The circumstance of this particular transport is much different from many others we have been blessed to do and I am compelled to share his story, at least what I know. You see, the reason for this young man’s hospitalization is a heroin overdose.
He lost his father when he was 15 years old and began experimenting with marijuana and it escalated from there to much harder drugs. This is the 6th time that he has overdosed on drugs of some sort. This is a young man with hard working, middle class, loving Christian parents.
It seems like there is this stigma in our society that these type of things only happen to people who live in certain areas of town, or possibly have low income, or people living on or begging on our the street corners, etc .
We need to wake up!!! Heroin abuse is a huge epidemic in our country and it does not care about our socioeconomic background. It doesn’t care about the color of our skin, our race, how educated we are or how much money we make.
It is robbing us of not only our youth but in many cases parents as well. It continues to rip families apart and we are the only ones who can put a stop to it. These addicts are if nothing else someone’s child, each and everyone of us have parents at the very least. This young man could just as easily be our son, brother or father. This problem does not belong to those who it directly affects but to each and everyone of us.
1 CORINTHIANS 12:12-27
(UNITY AND DIVERSITY IN THE BODY):
this covers several verses that I would encourage you to not only read but also ask God for His discernment and then to pray about what our individual role, as a part of the whole body looks like.

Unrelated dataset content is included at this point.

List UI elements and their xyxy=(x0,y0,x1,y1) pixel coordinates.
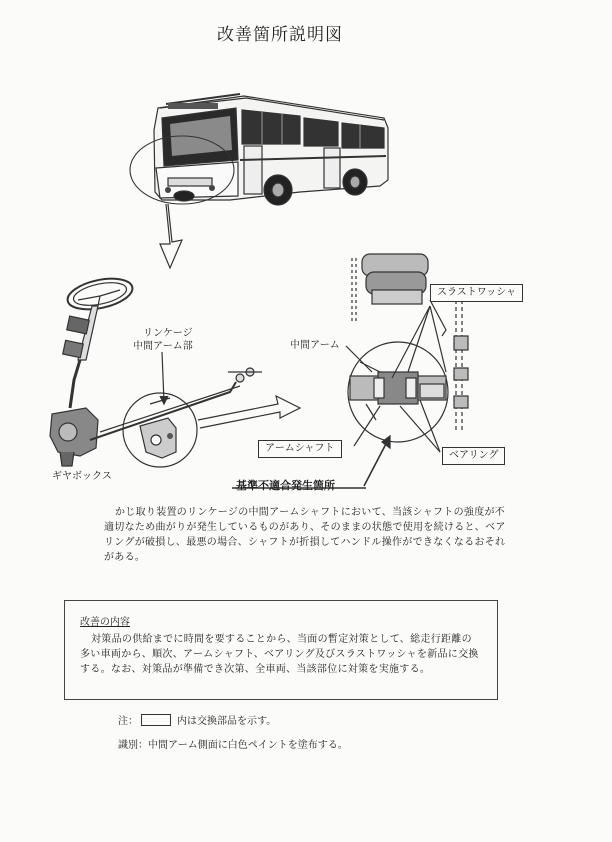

K. has definitely proven to be a miracle, as his initial MRI indicated extensive damage to his brain. Although he is currently unable to speak, he is tracking with his eyes and during our flight he was able to move his lips appropriately during our conversation. This is huge and all glory can only go to God. His family has seen God’s hand in this from the beginning. First with the recovery that he is making thus far, secondly one of the nurses who cared for him in Tennessee had first hand experience with this with her own son and was able to encourage share with K.’s mom from her own experience.
Also through this, his mom has started a blog and was contacted by someone she had gone to school with many years ago whom had shared this with her son and after doing so he came to his mom and told her that he too needed help. Most recently when K.’s stepfather was at the receiving facility waiting on our arrival, when given the room number K. would be going to the girl behind the desk jumped up and said, “that was my old room number, they healed me and they will help heal your son.”
As God carried us along through the clouds during our flight one of my favorite Christian songs played into my headset, simply titled, “Blessings,” and how appropriate these words:
We pray for Your mighty hand to ease our suffering
And all the while,
You hear each spoken need
You hear each desperate plea and long that we’d have faith to believe
What if trials of this life are
Your mercies in disguise
My prayer during this time was for K. to recognize God’s mercies and this gift of a second chance that He has given him and that he will be able to someday use it to help others.
I have included the blog site if you so wish to read and share it or simply to be an encouragement to this family and so many others who find themselves walking this same path.
Thank you to Hal and Jason for sharing this mission with me. May the God of peace and mercy be with you.